I have an excel file that looks something like this:
Header1 | Header2 | Header3 |
---|---|---|
data | data | [{"key1":"123","key2":"Value1"},{"key1":"123","key2":"Value2"}, {"key1":"123","key2":"Value3"}] |
data | data | [{"key1":"123","key2":"Value1"},{"key1":"123","key2":"Value2"}, {"key1":"123","key2":"Value3"}] |
Header3 contains JSON strings that look like this
[
{"key1":"123","key2":"Value1"},
{"key1":"123","key2":"Value2"},
{"key1":"123","key2":"Value3"}
]
I would like to parse the JSON Header3 column and for each key create a column with the name of the key appended with the value of key2, the keys are always the same throughout the file.
The end data frame should look something like this:
Header1 | Header2 | Key1.Value1 | Key2.Value1 | Key1.Value2 | Key2.Value2 |
---|---|---|---|---|---|
data | data | 123 | Value1 | 123 | Value2 |
data | data | 123 | Value1 | 123 | Value2 |
Actual example:
Company | JSON |
---|---|
Amazon | [{"charge1":"500", "charge2":"200","card":"Visa"},{"charge1":"234", "charge2":"654","card":"Amex"} |
Apple | [{"charge1":"689", "charge2":"433","card":"Visa"},{"charge1":"25434", "charge2":"6554644","card":"Amex"}] |
Needs to become:
Company | charge1.Visa | charge2.Visa | card.Visa | charge1.AMEX | charge2.AMEX | card.AMEX |
---|---|---|---|---|---|---|
Amazon | 500 | 200 | Visa | 234 | 654 | Amex |
Apple | 689 | 433 | Visa | 25434 | 6554644 | Amex |
Before getting into fancy stuff I tried to at least normalize the data, but I'm returned with an empty series.

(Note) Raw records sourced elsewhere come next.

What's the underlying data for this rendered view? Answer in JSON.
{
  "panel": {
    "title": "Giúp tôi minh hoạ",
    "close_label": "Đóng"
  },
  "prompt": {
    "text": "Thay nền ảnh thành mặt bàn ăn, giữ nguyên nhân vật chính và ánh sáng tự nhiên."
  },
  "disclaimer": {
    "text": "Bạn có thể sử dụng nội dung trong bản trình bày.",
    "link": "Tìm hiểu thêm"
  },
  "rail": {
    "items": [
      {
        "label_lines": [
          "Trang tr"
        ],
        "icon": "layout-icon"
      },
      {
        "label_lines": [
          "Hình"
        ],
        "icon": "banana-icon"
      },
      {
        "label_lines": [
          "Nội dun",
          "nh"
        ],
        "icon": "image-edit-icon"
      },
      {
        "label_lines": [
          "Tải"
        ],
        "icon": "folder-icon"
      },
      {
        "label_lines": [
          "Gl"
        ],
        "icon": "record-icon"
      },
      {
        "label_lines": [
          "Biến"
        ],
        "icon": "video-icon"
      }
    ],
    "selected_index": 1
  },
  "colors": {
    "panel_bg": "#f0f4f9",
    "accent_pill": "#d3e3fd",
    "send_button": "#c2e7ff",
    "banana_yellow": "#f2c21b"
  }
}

df = pd.read_excel('test.xlsx')
pd.json_normalize(df.JSON)
Output:
0
1
2
3
4
5
...
188 rows x 0 columns
CodePudding user response:
You can't normalize it because it's loaded as string from Excel. Try this:
import json
s = df["JSON"].apply(json.loads).explode()
tmp = (
pd.DataFrame(s.to_list(), index=s.index)
.set_index("card", append=True)
.unstack()
)
tmp.columns = [".".join(col) for col in tmp.columns]
pd.concat([df[["Company"]], tmp], axis=1)
The card.*
columns look kinda weird. If you know what column you are referring to, you already know its value so why include it in the output dataframe?